Pertemuan pertama yang terjadi enam bulan yang lalu. Disaat seorang gadis sedang melewati perkampungan seorang diri. Rambutnya hitam pendek bergelombang, dengan kulit kuning langsat dan tubuh yang tinggi. Poni panjang yang sama panjangnya dengan rambutnya disibakkannya ke samping agar tidak mengganggu penglihatan. Pertemuan itu akan menjadi pertemuan yang akan disesali oleh laki-laki yang sedang berjalan di belakangnya sekarang. Ya, Alva sedang mengikutinya.
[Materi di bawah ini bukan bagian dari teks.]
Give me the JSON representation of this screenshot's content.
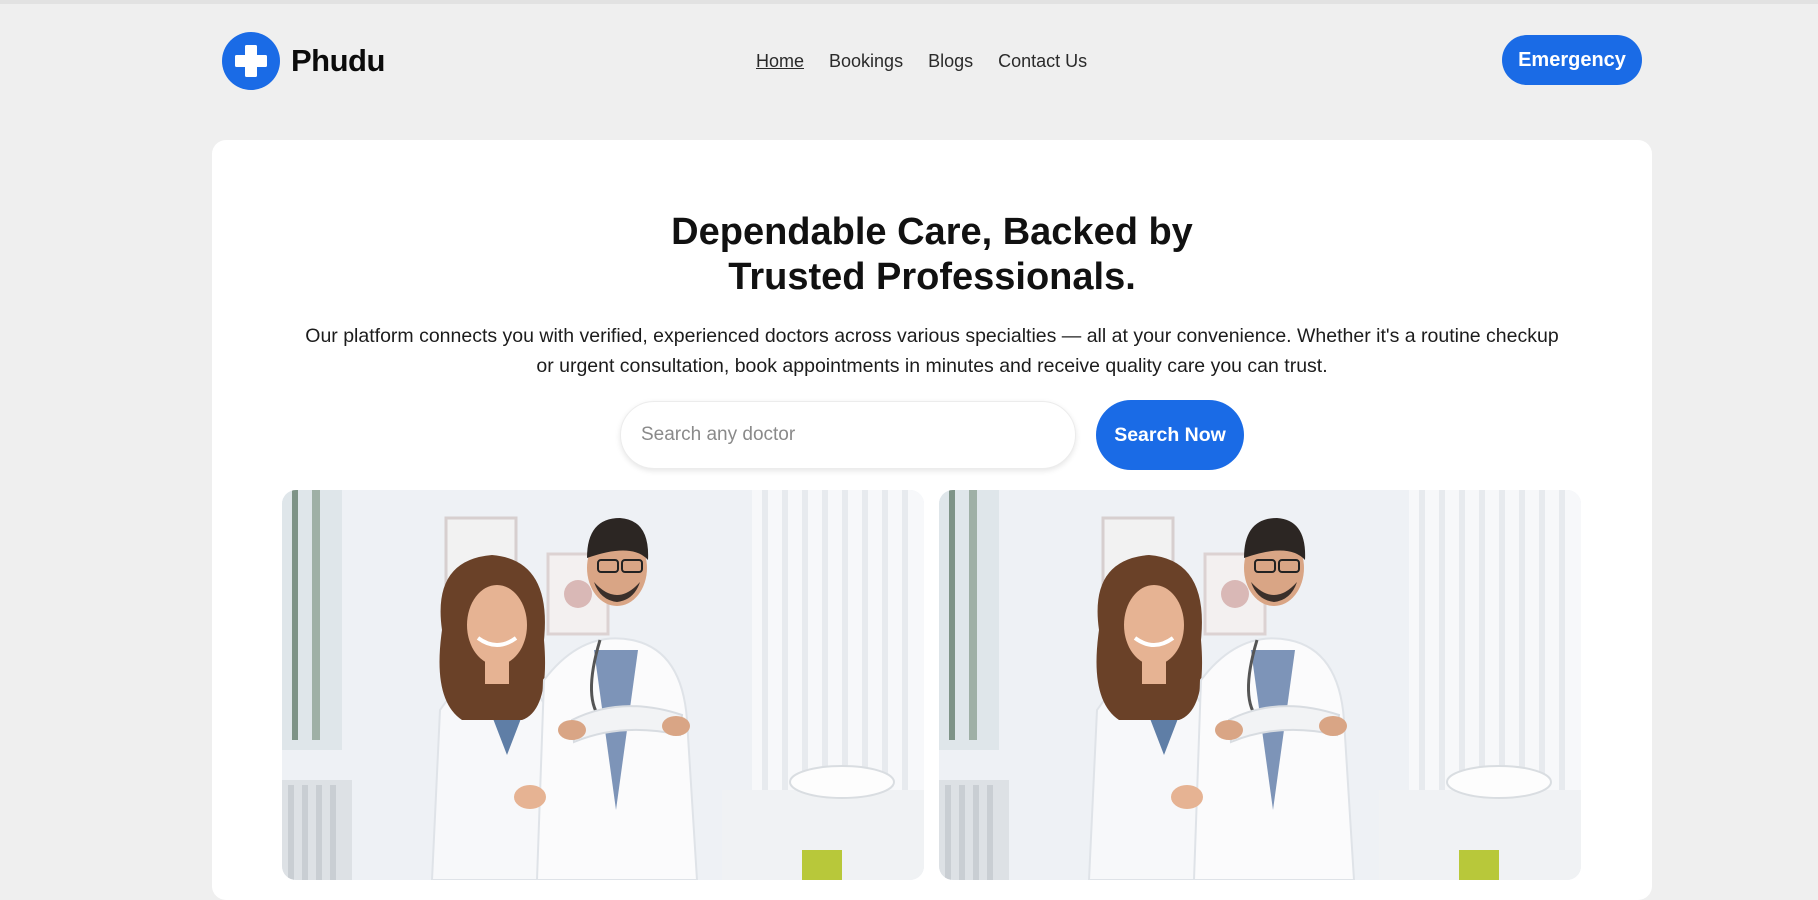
{
  "brand": {
    "name": "Phudu",
    "logo_icon": "medical-cross-icon",
    "accent_color": "#1a6be6"
  },
  "nav": {
    "links": [
      {
        "label": "Home",
        "active": true
      },
      {
        "label": "Bookings",
        "active": false
      },
      {
        "label": "Blogs",
        "active": false
      },
      {
        "label": "Contact Us",
        "active": false
      }
    ],
    "emergency_label": "Emergency"
  },
  "hero": {
    "title_line1": "Dependable Care, Backed by",
    "title_line2": "Trusted Professionals.",
    "description_line1": "Our platform connects you with verified, experienced doctors across various specialties — all at your convenience. Whether it's a routine checkup",
    "description_line2": "or urgent consultation, book appointments in minutes and receive quality care you can trust.",
    "search": {
      "placeholder": "Search any doctor",
      "value": "",
      "button_label": "Search Now"
    },
    "images": [
      {
        "subject": "two-doctors-photo"
      },
      {
        "subject": "two-doctors-photo"
      }
    ]
  }
}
“Hei, kau bahkan tidak penasaran siapa yang mengikutimu?” dia mulai bersuara namun dia tidak mendapatkan respon sama sekali.

“Sombong sekali,” Alva mempercepat lagkahnya. Dia menghadang Bian dengan merentangkan kedua lengannya.

“Kau mau ke mana? Apa aku boleh ikut?” lagi-lagi dia tidak menerima jawaban, justru gadis itu berjalan menghindarinya.

“Namaku Alva. Aku dokter pengelana. Siapa namamu?” Alva mencoba menyeimbangi langkah kaki Bian yang lebar.

“Kau baru saja melewati desa itu bukan? Kau tidak melihatku tadi? Oh iya, aku baru saja mendapatkan makanan dari mereka. Ayo makan bersamaku,” ajaknya. Lagi dan lagi dia tidak mendapat jawaban dari Bian, bahkan ditoleh pun tidak. Rasa kesal menyelimuti dada laki-laki itu.

“Ya ampun, aku tidak percaya ada lagi satu orang sepertimu yang hidup di dunia ini. Ini membuatku mengingat masa lalu saja,” tiba-tiba suara perut yang kelaparan terdengar. Alva yang mendengar hal itu menjadi tersenyum lebar. Dia memandangi Bian dengan tatapan liciknya.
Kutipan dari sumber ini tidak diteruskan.